Near-Optimal Coresets of Kernel Density Estimates
This work addresses efficient data summarization for kernel methods in machine learning, offering significant theoretical advances with practical implications for large-scale data analysis.
The paper tackles the problem of constructing coresets for kernel density estimates in high-dimensional spaces, achieving a near-optimal coreset size of O(√d/ε·√log 1/ε) with a matching lower bound of Ω(min{√d/ε, 1/ε²}), providing polynomial improvements for dimensions between 3 and 1/ε².
We construct near-optimal coresets for kernel density estimates for points in $\mathbb{R}^d$ when the kernel is positive definite.

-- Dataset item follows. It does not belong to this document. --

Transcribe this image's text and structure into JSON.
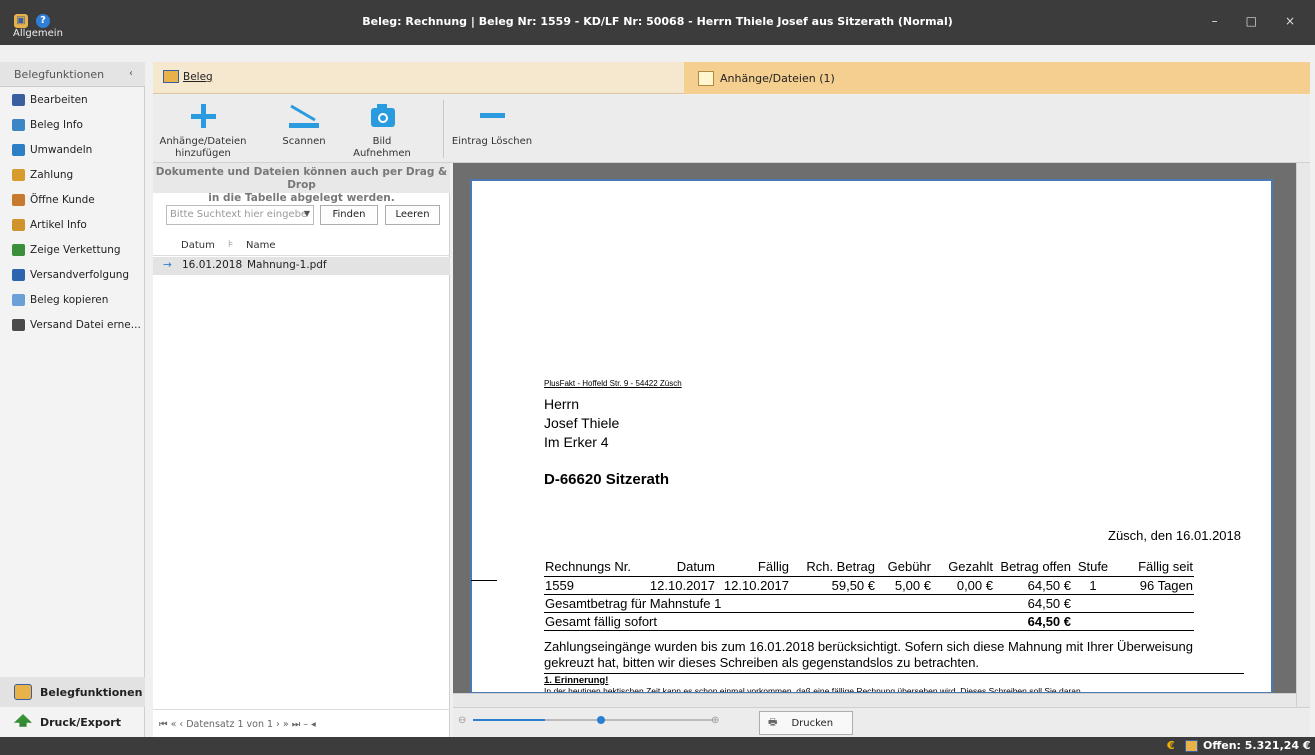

Specifically we show a polynomial time construction for a coreset of size $O(\sqrt{d}/\varepsilon\cdot \sqrt{\log 1/\varepsilon} )$, and we show a near-matching lower bound of size $Ω(\min\{\sqrt{d}/\varepsilon, 1/\varepsilon^2\})$. When $d\geq 1/\varepsilon^2$, it is known that the size of coreset can be $O(1/\varepsilon^2)$. The upper bound is a polynomial-in-$(1/\varepsilon)$ improvement when $d \in [3,1/\varepsilon^2)$ and the lower bound is the first known lower bound to depend on $d$ for this problem. Moreover, the upper bound restriction that the kernel is positive definite is significant in that it applies to a wide-variety of kernels, specifically those most important for machine learning. This includes kernels for information distances and the sinc kernel which can be negative.